Data Visualization Trends: Media and the Spread of Data Visualization
By Micah Melling, Chief Data Scientist, Americo Financial Life and Annuity
Micah Melling, Chief Data Scientist, Americo Financial Life and Annuity
A quick scan of leading news sites, such as The New York Times or the Washington Post, reveals an interesting shift in the way we receive information. Chances are the article you randomly select will feature a compelling visualization to illustrate a trend or expound a key development.
This is especially true with sports reporting. The website FiveThirtyEight, for example, was designed specifically to uses statistical analysis to tell stories about sports, politics, and other cultural trends.
In simple terms, a major trend in data visualization is for analysts to match the high expectations set by journalists. Much like the iPhone set expectations for intuitive user design, the media has established the new paradigms for effective data visualization. Our continual interaction with beautiful and powerful visualization has raised our expectations for such work. And this is especially prevalent in business; individuals interacting with data crave intuitive ways to consume it.
In many ways, data analysts act as designers, producing attractive visualizations that can be effortlessly understood.
"In many ways, data analysts act as designers, producing attractive visualizations that can be effortlessly understood"
Ultimately, the ever-increasing use of data visualization results in the democratization of technologies that produce powerful visualizations.
The spread of business intelligence (BI) tools is perhaps the prime example of this expanding access. Technologies such as Tableau, Power BI, and Qlik are commonplace in companies with any BI presence. Most users can produce effective visualizations through these platforms with little training or guidance; the front- and back-end software engineering is abstracted. With professional training or individual study, users can construct interactive and attractive graphics that would have involved a substantial time investment if manually coded.
Likewise, programming languages offer an increasing number of visualization packages. Python, which is gaining ground as the lingua franca of data analytics, has seen developers release multiple powerful visualization engines in recent years. Chief among them are Bokeh, Seaborn, and Altair. These libraries allow developers to produce an array of visualizations with a few lines of code.

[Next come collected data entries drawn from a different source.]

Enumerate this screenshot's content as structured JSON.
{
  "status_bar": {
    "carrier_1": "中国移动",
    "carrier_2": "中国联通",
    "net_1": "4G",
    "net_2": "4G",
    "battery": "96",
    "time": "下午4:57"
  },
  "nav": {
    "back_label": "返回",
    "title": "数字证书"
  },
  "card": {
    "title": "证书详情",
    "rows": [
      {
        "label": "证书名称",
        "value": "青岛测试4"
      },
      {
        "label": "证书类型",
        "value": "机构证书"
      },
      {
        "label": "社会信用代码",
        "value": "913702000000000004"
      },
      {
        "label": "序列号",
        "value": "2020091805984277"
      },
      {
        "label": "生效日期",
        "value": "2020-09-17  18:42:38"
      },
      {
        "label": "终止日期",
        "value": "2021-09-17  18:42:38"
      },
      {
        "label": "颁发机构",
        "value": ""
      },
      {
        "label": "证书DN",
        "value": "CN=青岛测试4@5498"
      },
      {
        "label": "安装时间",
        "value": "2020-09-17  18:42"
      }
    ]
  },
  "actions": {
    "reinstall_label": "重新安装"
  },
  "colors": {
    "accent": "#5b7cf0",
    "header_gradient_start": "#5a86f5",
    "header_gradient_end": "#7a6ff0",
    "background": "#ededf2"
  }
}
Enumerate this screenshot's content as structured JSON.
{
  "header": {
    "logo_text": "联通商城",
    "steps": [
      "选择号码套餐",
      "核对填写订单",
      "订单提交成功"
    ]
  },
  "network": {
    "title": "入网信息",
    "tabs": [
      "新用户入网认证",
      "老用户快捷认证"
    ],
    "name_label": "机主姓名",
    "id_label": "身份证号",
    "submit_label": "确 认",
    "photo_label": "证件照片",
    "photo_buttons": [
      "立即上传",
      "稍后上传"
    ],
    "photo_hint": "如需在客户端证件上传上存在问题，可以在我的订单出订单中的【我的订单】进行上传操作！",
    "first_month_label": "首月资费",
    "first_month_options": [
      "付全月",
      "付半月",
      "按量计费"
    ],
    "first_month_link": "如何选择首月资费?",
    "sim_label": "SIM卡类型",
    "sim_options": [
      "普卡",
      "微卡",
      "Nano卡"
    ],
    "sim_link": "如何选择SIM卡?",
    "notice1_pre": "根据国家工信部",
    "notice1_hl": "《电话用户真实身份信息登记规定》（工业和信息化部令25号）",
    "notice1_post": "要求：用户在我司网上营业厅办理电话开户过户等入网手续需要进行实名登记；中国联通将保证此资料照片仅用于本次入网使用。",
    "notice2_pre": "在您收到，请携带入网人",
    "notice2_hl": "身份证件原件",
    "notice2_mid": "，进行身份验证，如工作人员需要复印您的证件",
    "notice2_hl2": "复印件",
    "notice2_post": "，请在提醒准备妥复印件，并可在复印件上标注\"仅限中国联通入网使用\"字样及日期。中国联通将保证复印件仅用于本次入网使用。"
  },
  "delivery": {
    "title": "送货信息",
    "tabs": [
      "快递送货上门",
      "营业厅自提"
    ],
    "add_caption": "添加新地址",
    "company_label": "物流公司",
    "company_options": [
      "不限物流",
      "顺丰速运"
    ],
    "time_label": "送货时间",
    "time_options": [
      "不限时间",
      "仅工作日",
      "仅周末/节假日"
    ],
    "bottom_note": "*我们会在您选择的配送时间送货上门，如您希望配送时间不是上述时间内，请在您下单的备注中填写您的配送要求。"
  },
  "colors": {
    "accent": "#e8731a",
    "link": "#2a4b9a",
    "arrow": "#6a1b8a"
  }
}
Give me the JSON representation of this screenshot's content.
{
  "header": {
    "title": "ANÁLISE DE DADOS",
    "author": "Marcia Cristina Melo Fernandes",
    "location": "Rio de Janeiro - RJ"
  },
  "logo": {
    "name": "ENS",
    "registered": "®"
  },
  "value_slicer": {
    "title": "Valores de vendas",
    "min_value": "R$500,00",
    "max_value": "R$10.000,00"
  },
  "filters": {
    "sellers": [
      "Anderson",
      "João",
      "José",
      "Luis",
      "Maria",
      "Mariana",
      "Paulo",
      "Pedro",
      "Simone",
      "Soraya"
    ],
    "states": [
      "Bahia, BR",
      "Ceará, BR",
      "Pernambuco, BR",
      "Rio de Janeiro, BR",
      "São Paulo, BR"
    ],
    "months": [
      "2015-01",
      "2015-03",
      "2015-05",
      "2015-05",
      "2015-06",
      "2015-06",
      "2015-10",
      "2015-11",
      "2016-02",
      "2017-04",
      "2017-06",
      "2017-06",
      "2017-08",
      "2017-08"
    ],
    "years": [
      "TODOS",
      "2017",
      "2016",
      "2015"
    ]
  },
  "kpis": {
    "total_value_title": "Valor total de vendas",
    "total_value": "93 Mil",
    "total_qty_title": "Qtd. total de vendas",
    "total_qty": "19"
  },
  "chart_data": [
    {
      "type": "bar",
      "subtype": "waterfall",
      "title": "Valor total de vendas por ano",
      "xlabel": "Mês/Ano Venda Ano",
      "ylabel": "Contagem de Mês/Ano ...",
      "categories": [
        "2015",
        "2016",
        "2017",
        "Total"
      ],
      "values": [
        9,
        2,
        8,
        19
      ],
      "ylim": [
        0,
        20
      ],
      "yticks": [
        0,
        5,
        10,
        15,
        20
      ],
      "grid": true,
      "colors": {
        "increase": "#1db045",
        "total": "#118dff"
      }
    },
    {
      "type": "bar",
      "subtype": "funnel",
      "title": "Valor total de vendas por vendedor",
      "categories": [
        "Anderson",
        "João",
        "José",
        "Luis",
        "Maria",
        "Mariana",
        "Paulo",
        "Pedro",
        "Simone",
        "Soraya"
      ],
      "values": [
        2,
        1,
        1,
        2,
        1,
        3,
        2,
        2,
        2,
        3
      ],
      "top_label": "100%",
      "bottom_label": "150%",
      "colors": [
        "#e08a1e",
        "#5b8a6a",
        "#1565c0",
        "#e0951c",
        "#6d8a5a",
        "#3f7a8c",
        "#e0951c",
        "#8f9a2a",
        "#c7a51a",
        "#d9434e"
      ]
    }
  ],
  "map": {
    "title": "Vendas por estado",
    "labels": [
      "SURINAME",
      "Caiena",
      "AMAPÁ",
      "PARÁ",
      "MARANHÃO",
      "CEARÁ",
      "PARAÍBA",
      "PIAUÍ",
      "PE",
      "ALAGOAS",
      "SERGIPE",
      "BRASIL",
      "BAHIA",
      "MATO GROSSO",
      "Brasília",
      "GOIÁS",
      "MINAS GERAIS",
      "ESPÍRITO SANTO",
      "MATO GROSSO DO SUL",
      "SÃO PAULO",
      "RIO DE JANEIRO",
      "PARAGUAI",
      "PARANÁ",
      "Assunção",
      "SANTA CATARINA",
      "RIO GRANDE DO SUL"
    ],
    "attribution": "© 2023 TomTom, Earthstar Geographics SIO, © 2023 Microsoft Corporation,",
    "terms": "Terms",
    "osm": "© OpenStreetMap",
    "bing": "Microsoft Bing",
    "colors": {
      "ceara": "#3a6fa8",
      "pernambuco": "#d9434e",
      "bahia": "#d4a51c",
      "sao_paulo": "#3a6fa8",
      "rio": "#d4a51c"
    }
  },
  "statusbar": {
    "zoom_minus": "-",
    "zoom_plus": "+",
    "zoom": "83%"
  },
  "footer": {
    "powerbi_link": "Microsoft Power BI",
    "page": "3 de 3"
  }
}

Data visualization democratization is a boon for companies. However, this trend is not without concerns. For one, the accessibility of powerful tools can tempt us into becoming self-indulgent data visualizers. With a platform like Tableau, we can drag and drop features seamlessly and lose sight of interpretability. Likewise, analytics teams can inadvertently cause information overload.
The prodigious production of dashboards and visualizations can lead to audiences losing track of the most crucial information. Related, maintaining scores of dashboards is a gargantuan task, one that could lead to outdated dashboards being used for business decisions. An honest feedback loop along with a tiger-like focus on answering business questions, however, serve as the antidote.
Additionally, the ability to use intuitive tools can lull us into settling for passable work, not striving for outstanding. Even with a mighty BI tool or potent Python package, developing competent and streamlined visualizations that center on relevant business questions is no cakewalk. Nailing the nitty-gritty nuances that ward off misunderstandings is intensive work. While analysts do not have to author hundreds of lines of code to create a visualization, we are not free from a challenging task. Our duty pivots to one of a hybrid psychologist, communicator, and technical practitioner. Accepting this responsibility is crucial.
Lastly, the role of intellectual honesty and technical rigor cannot be forgotten. Improperly developed graphics can be unintentionally biased and misleading, creating more damage than benefit. Creating a culture of intellectual honesty and technical expertise is imperative. Not everyone who creates graphs needs to be an expert in statistics, though they should understand the dangers of manipulating axes and presenting sweeping findings from small sample sizes.
Data visualization for all is a reality, but the advantages are packaged with new business challenges. Those who ride the wave while proactively addressing the adjoined hurdles will be ripe for advancement.